When we got home, I found in the accumulated mail a volume of Lawrence Velvel's essays, sent to me by his colleague Robert Kent. I'm very happy to have it, and when I have time to read more in it than I've been able to up till now, I'll say more about it. But today, I want to express my gratitude to Mr. Kent, and to urge you to get a copy of your own. The title is Blogs From the Liberal Standpoint, 20054-2005. It is published by the Doukathsan Press of Andover, Massachusetts.
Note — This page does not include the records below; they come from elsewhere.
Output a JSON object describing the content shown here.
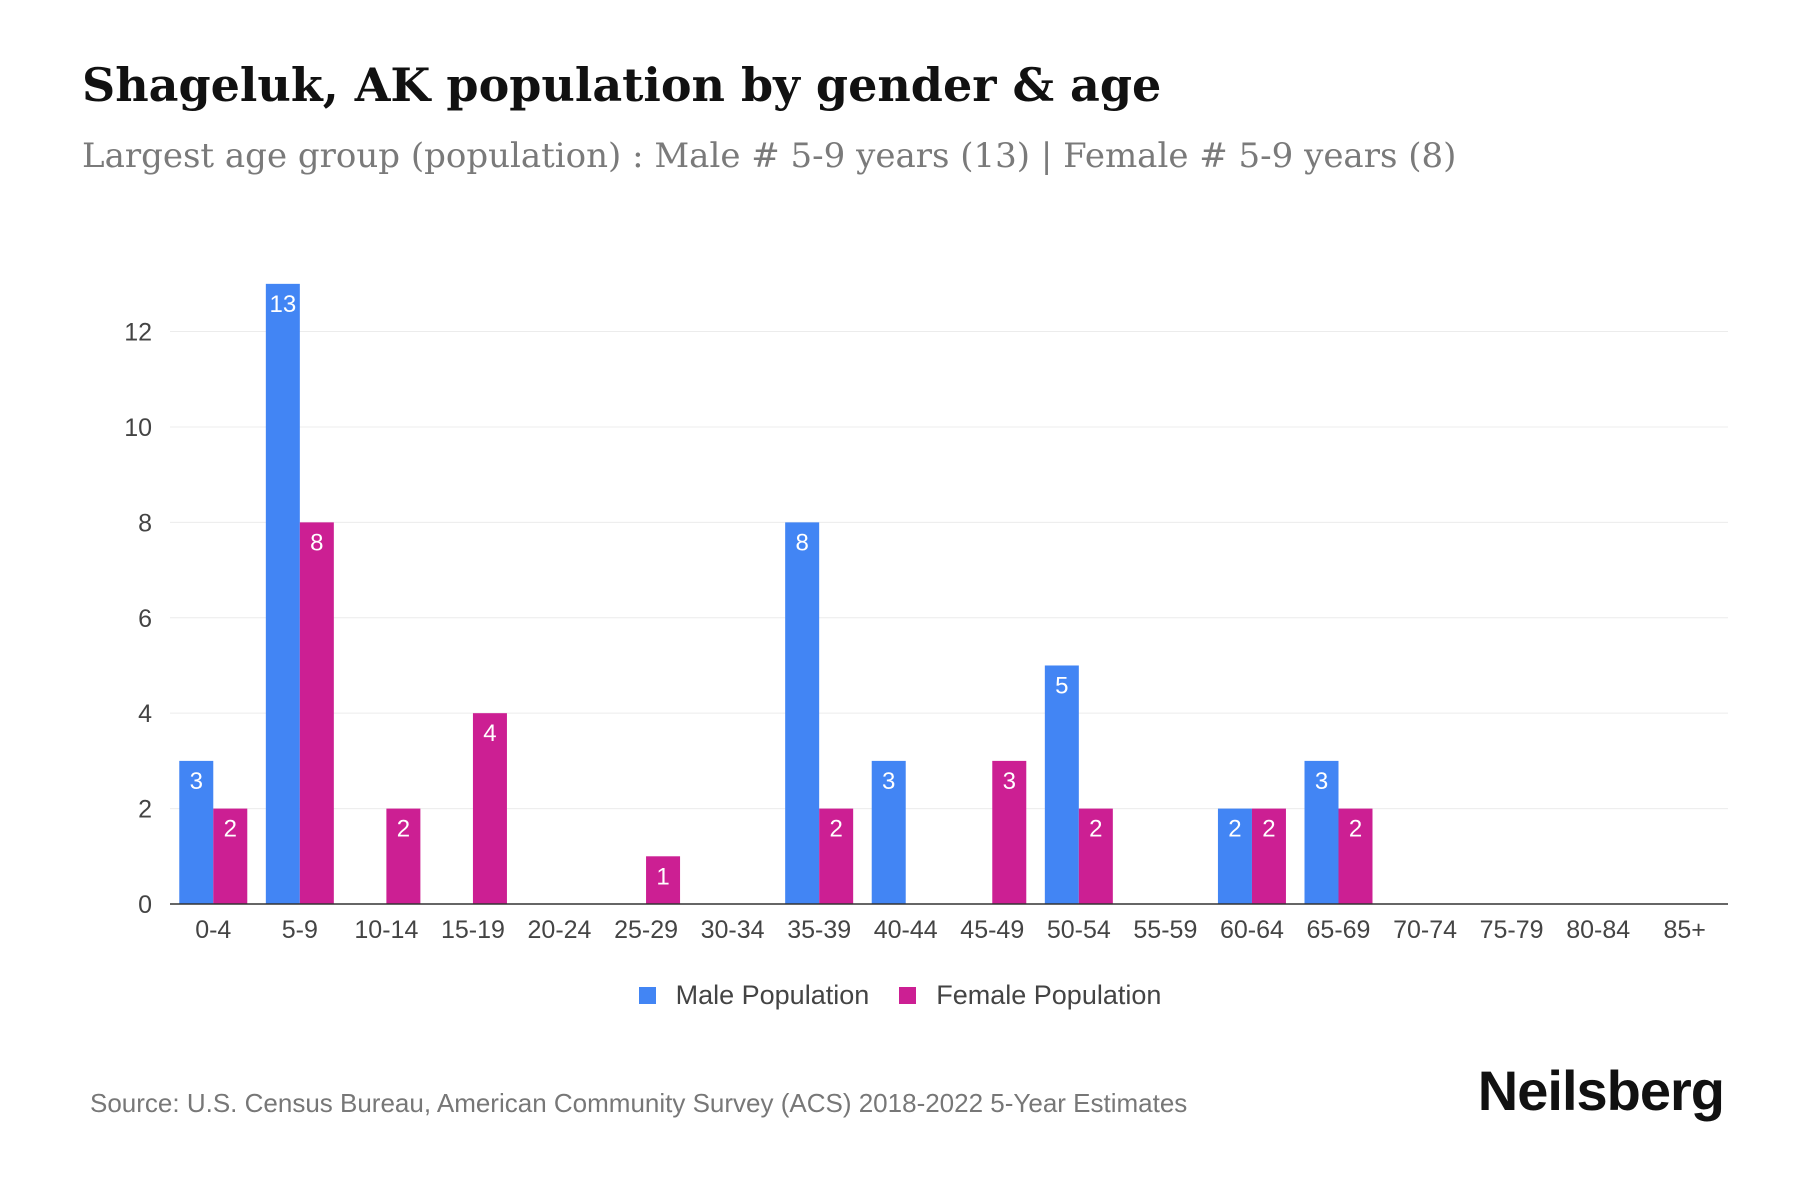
{
  "chart_data": {
    "type": "bar",
    "title": "Shageluk, AK population by gender & age",
    "subtitle": "Largest age group (population) : Male # 5-9 years (13) | Female # 5-9 years (8)",
    "categories": [
      "0-4",
      "5-9",
      "10-14",
      "15-19",
      "20-24",
      "25-29",
      "30-34",
      "35-39",
      "40-44",
      "45-49",
      "50-54",
      "55-59",
      "60-64",
      "65-69",
      "70-74",
      "75-79",
      "80-84",
      "85+"
    ],
    "series": [
      {
        "name": "Male Population",
        "color": "#4285f4",
        "values": [
          3,
          13,
          0,
          0,
          0,
          0,
          0,
          8,
          3,
          0,
          5,
          0,
          2,
          3,
          0,
          0,
          0,
          0
        ]
      },
      {
        "name": "Female Population",
        "color": "#cc1f93",
        "values": [
          2,
          8,
          2,
          4,
          0,
          1,
          0,
          2,
          0,
          3,
          2,
          0,
          2,
          2,
          0,
          0,
          0,
          0
        ]
      }
    ],
    "yticks": [
      0,
      2,
      4,
      6,
      8,
      10,
      12
    ],
    "ylim": [
      0,
      13.5
    ],
    "xlabel": "",
    "ylabel": "",
    "grid": true,
    "legend_position": "bottom-center"
  },
  "source": "Source: U.S. Census Bureau, American Community Survey (ACS) 2018-2022 5-Year Estimates",
  "brand": "Neilsberg"
}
If you found interest in the photographic piece about Fleet Street and Gough Square, you can find more pictures from my trip on the "Out and About" page of my personal website, wordandimageofvermont.com. I'll be posting additional geographical comments there over the next couple weeks. Travel always makes me wish I had become a geographer, but, then, after I've been home a while, I rediscover the virtues of staying put. Going places and staying at home form one of the great, and inevitable, tensions of human existence.